B. VIRAL NUCLEIC ACID PRODUCTION
- The mechanism of this process is also determined by the form and sense of the viral genetic material.
- + ve ssRNA and dsRNA: viral polymerase produces multiple – ve ssRNA, which is transcribed into + ve ssRNA. With dsRNA, only the negative sense strand is converted into + ve ssRNA.
- – ve ssRNA: the inverse of the above process- viral polymerase produces multiple + ve ssRNA, which is then transcribed into – ve ssRNA.
- The viral genetic material is transcribed by viral DNA polymerase and then incorporated into the host genome.
- Host or viral DNA polymerase is then used to produce multiple viral genetic material.
- Following integration into the host genome by viral reverse transcriptase, host RNA polymerase transcribes the viral DNA into RNA.
- Viral progeny are formed by integrating the new viral proteins and genetic material.

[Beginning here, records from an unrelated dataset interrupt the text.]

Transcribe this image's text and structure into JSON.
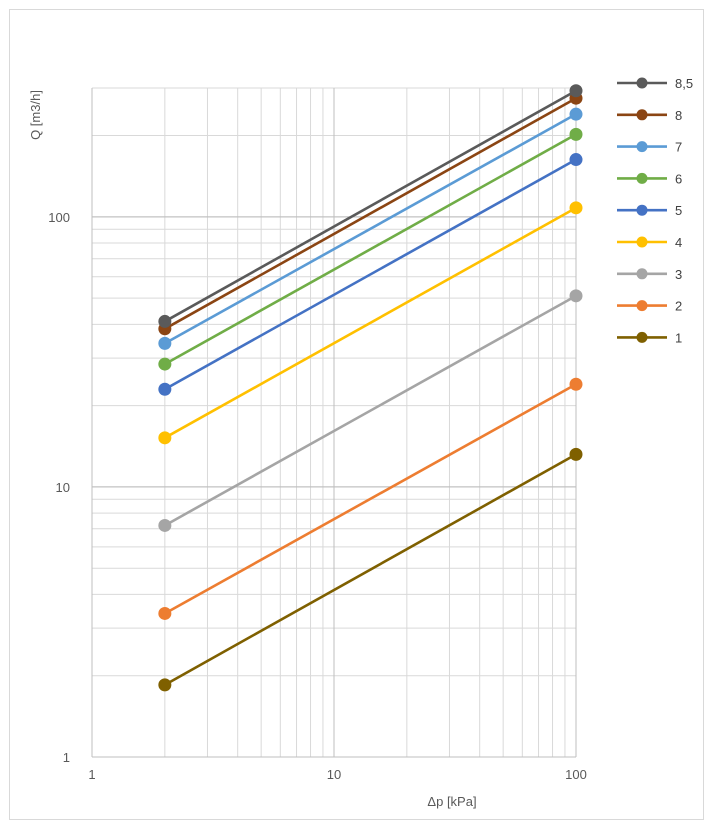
{
  "chart_data": {
    "type": "line",
    "xlabel": "Δp  [kPa]",
    "ylabel": "Q  [m3/h]",
    "xscale": "log",
    "yscale": "log",
    "xlim": [
      1,
      100
    ],
    "ylim": [
      1,
      300
    ],
    "x_ticks": [
      "1",
      "10",
      "100"
    ],
    "y_ticks": [
      "1",
      "10",
      "100"
    ],
    "grid": true,
    "legend_position": "right",
    "series": [
      {
        "name": "8,5",
        "color": "#5a5a5a",
        "x": [
          2,
          100
        ],
        "y": [
          41,
          293
        ]
      },
      {
        "name": "8",
        "color": "#8b4513",
        "x": [
          2,
          100
        ],
        "y": [
          38.5,
          275
        ]
      },
      {
        "name": "7",
        "color": "#5b9bd5",
        "x": [
          2,
          100
        ],
        "y": [
          34,
          240
        ]
      },
      {
        "name": "6",
        "color": "#70ad47",
        "x": [
          2,
          100
        ],
        "y": [
          28.5,
          202
        ]
      },
      {
        "name": "5",
        "color": "#4472c4",
        "x": [
          2,
          100
        ],
        "y": [
          23,
          163
        ]
      },
      {
        "name": "4",
        "color": "#ffc000",
        "x": [
          2,
          100
        ],
        "y": [
          15.2,
          108
        ]
      },
      {
        "name": "3",
        "color": "#a5a5a5",
        "x": [
          2,
          100
        ],
        "y": [
          7.2,
          51
        ]
      },
      {
        "name": "2",
        "color": "#ed7d31",
        "x": [
          2,
          100
        ],
        "y": [
          3.4,
          24
        ]
      },
      {
        "name": "1",
        "color": "#7f6000",
        "x": [
          2,
          100
        ],
        "y": [
          1.85,
          13.2
        ]
      }
    ]
  }
}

- Viruses are released from their host cell either by host cell lysis or by a process called budding, in which the virus forms an envelope from the host cell cytoplasmic membrane.
Diagnosis of Virus
There are two broad approaches to detecting and diagnosing a viral infection in the laboratory: viral detection and host response.
- Viruses must be cultured in medium that contains living cells such as monkey kidney.
- Viral growth can be identified by observing:
a. Cytopathic effect: a characteristic cellular change due to viral growth (e.g. respiratory syncytial virus (RSV) culture leads to multinucleated giant cells).
b. Haemadsorption: the envelope protein haemagglutinin (HA) causes added red blood cells to attach to the viral infected cell. Examples include influenza and mumps virus.
c. Viral antibody: a positive response to the addition of viral antibody is detected by a range of methods, including enzyme-linked immunosorbent assay (ELISA) and immunofluorescence.
Light microscopy: detects inclusion bodies (collections of viral particles) within the infected cell. Some have a characteristic appearance such as Negri bodies with rabies infection.
Electron microscopy: detects viruses and viral particles.
Viral antigen detection
- ELISA and immunofluorescence
Viral nucleic acid
- The sequencing of viral nucleic acids has enabled the creation of highly sensitive diagnostic tests.
- A complementary DNA or RNA probe to the viral nucleic acid labelled with a marker will identify viral nucleic acid.
- Polymerase chain reaction (PCR) can amplify small amounts of nucleic acid.
Immunoglobulin (Ig) M: levels rise early and suggest recent or current infection.
IgG: must rise fourfold over a 2 week period to be diagnostic of a recent or current infection. Can also suggest previous infection.
- Electrophoresis is used to separate viral proteins in a gel solution.
- These proteins are subsequently transferred (blotted) onto filter paper.
- The sample serum is added to the paper; if viral antibodies are present, they will bind to the antigen.
- This complex can be detected by adding a labelled antibody to human IgG and visualized in a similar manner to ELISA or immunofluorescence.